I yelled out in the theater - and got some teeny-bopper death glares as a result: "For Christ's sake, it's not always about you, Bella!"

And finally, the bit that almost made me throw up in my mouth a little was the ending, in which Edward triumphantly returns and promises to 'turn' Bella - transform her into a vampire like himself. He'll only do it on one condition: "Marry me."

Stephanie Meyer might as well have painted 'abstinence until marriage' on a wooden board and clocked us around the face with it. It's not that I object to blatant moralising in movies - it's just that this abstinence message seems so out-of-place in a movie that spends two hours condoning every kind of self-obsessed, self-destructive, abusive and manipulative behavior teenagers might be prone to.

In real life, Bella's stupid behavior would have ended up with her committed, drowned, murdered, run over or eaten by vampires.
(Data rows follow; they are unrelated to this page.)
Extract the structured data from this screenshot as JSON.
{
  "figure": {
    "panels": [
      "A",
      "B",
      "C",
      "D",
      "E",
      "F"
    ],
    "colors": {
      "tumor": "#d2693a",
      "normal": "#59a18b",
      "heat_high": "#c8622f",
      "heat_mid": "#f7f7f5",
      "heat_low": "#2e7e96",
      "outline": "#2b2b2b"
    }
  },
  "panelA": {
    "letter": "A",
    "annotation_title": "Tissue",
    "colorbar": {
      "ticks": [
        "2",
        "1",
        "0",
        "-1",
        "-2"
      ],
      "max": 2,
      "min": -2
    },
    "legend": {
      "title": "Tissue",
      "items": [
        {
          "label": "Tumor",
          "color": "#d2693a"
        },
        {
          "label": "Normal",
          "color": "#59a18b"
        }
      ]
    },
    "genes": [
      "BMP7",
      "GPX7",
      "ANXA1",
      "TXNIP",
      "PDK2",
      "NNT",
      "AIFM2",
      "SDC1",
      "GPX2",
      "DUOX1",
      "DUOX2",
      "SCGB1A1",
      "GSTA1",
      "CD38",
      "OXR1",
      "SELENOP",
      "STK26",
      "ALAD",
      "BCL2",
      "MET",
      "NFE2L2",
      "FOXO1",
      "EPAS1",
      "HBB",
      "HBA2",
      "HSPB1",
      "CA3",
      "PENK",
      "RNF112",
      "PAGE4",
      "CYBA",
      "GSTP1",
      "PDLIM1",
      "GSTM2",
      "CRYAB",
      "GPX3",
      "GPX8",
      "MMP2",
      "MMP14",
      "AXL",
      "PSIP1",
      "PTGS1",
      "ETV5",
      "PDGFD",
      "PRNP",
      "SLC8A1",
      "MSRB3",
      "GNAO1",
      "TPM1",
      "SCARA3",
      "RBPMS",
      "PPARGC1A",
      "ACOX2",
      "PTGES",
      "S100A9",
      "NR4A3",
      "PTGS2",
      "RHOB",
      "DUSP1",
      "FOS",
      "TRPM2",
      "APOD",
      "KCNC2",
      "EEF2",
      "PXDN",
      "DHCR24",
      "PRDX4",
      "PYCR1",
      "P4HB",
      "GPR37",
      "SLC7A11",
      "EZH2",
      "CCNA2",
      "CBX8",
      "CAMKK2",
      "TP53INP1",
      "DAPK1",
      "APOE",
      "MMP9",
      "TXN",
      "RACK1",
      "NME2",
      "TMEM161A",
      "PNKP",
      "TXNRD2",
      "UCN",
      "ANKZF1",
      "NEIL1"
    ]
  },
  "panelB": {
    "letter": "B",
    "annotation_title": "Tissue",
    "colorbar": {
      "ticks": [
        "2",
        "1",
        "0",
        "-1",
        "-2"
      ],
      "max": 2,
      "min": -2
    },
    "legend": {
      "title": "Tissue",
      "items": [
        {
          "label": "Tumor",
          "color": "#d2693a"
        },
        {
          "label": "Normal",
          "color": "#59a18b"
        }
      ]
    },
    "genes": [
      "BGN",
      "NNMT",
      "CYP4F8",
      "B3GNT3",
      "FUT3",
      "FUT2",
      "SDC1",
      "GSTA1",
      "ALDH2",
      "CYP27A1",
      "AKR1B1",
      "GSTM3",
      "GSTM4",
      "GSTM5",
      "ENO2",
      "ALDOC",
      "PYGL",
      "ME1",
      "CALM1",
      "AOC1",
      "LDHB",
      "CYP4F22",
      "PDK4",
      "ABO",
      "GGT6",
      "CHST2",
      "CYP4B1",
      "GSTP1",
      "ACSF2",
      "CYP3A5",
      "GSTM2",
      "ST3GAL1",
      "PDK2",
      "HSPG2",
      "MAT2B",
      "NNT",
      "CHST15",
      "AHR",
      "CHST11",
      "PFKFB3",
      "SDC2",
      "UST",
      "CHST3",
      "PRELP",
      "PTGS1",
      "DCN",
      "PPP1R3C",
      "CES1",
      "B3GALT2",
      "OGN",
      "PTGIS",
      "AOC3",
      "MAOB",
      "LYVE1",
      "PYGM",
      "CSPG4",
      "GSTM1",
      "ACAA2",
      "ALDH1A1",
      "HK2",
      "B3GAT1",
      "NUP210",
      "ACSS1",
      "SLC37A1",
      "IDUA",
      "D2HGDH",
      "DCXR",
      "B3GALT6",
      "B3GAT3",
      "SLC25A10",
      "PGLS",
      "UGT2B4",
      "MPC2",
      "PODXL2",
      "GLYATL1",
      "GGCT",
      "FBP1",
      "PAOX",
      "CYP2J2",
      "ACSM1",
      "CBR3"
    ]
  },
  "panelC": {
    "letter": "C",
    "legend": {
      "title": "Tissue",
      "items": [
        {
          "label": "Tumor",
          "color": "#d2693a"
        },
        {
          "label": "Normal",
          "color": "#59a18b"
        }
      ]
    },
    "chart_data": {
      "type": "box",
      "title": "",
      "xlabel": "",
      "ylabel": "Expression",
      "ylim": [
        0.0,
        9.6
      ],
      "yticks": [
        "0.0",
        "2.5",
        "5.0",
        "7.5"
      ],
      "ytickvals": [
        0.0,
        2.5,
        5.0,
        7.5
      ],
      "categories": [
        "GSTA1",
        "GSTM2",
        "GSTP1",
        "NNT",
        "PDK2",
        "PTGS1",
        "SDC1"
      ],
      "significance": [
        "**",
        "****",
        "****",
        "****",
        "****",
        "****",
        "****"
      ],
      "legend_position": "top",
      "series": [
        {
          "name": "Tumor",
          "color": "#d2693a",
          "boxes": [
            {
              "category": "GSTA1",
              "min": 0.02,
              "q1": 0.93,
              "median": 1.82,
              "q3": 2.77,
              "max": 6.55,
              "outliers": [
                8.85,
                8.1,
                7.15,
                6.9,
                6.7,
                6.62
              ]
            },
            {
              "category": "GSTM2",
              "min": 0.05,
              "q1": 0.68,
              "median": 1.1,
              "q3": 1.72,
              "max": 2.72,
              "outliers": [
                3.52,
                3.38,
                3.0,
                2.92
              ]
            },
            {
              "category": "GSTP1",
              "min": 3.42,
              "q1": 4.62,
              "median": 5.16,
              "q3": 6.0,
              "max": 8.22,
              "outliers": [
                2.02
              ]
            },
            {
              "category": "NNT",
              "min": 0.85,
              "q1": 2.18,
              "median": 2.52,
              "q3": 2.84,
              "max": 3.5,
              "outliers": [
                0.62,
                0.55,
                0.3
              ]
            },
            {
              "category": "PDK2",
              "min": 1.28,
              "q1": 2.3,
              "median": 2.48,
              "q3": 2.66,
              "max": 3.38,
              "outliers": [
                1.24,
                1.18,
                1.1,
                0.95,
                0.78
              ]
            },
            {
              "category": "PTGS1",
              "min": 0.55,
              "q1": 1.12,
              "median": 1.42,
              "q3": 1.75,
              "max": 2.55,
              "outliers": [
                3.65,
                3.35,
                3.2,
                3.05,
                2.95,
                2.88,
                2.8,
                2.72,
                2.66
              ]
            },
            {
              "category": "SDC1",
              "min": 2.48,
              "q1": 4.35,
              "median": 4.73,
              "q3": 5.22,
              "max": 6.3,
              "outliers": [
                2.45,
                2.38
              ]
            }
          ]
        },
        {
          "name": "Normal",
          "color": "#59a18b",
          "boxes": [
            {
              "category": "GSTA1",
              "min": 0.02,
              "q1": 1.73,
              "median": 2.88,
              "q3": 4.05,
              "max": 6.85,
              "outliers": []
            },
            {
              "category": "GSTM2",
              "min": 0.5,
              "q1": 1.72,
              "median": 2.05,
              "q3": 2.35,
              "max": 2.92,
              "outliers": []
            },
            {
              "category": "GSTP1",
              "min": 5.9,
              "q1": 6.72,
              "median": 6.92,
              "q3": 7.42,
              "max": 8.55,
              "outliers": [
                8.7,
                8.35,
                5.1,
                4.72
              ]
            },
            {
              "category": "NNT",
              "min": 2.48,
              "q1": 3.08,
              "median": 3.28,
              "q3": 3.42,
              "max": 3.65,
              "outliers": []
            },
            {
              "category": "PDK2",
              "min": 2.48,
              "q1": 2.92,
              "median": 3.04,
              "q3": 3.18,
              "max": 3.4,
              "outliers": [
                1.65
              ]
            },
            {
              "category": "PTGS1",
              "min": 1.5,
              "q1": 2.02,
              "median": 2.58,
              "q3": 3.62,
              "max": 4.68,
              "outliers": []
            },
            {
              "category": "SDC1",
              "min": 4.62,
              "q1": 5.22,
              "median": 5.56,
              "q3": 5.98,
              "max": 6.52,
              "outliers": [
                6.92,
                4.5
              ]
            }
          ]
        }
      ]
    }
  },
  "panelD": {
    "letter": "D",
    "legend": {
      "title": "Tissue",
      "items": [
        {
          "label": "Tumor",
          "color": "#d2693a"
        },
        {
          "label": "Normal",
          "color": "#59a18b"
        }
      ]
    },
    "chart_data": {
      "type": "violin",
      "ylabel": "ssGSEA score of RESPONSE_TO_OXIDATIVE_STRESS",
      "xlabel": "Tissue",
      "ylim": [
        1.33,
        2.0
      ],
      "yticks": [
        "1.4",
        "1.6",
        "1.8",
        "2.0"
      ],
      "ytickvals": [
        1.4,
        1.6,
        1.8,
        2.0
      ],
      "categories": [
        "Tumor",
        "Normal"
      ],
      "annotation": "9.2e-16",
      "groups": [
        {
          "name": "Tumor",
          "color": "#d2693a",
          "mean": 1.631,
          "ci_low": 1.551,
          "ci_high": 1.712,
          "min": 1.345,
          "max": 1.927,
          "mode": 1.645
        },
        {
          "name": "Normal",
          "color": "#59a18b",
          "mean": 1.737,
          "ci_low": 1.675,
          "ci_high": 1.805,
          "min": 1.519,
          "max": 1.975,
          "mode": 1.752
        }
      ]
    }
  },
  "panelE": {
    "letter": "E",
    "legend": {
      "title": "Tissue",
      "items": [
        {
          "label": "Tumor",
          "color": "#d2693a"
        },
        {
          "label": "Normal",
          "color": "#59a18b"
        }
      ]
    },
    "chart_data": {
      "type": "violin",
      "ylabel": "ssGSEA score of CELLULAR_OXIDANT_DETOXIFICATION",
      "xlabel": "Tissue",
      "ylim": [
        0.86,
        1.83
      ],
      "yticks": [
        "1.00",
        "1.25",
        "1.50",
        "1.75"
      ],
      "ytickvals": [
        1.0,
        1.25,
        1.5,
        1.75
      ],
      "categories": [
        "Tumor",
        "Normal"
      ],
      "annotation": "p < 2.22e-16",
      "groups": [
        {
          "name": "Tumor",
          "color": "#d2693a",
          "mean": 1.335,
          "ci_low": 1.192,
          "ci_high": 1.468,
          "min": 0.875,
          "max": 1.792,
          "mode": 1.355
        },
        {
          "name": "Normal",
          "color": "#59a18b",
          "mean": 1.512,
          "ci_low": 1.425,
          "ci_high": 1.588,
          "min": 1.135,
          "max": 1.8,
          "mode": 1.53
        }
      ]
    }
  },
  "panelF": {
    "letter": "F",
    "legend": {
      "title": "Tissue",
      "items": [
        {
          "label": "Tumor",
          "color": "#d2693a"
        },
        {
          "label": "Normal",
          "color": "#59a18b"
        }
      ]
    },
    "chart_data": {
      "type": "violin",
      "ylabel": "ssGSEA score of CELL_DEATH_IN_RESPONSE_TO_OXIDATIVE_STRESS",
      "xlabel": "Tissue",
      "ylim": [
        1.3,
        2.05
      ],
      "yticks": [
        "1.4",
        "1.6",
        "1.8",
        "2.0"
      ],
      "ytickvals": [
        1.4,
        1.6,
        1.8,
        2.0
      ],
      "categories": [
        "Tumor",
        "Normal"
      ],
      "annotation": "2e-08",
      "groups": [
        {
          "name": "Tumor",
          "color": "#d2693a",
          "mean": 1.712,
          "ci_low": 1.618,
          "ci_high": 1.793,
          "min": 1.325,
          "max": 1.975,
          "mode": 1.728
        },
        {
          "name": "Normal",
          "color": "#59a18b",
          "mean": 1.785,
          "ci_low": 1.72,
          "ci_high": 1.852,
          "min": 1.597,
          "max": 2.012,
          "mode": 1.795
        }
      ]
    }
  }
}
All of those risks were worthwhile, though (according to the script, at least) as long as she didn't make the worst mistake of all: Open her legs.



Coffee Bean said...

My Dear Roland...

Have you read all four books? I've read them all because my middle daughter loves them (a fact for which she is mercilessly teased for by me). I'd sooooooo loooooooove your response to the last book. Really... you should go read them and get back to me. I would really get a kick out of your response.

And... I'm sure I'll be dragged to this movie over Christmas break. I'm sure I'll be remembering what you said here and sniggering to myself.

You know... what alarms me though is how many women are totally into these books. Like... grown ups. Furrr reals. Yikes!

bingoboat fan said...

You give fair comparison towards the movie and the book. Their screenwriter was the same with the first movie...

Anonymous said...

Your Twilight New Moon review is HYSTERICAL and spot on. You have a way with words Roland. - Quinn

Joanna Cake said...

Loving this! A lot of teenage girls really are that self-obsessed though and this mindset is only encouraged by this type of literary and media influence.

I shall quiz my own offspring as to her view of this film and its predecessor. What I do know is that we both love True Blood. Have you watched any of that series?

Roland Hulme said...

Hey Joanna! I haven't seen True Blood, or the books it's based on, but I've heard good things about them, so may have to check them out.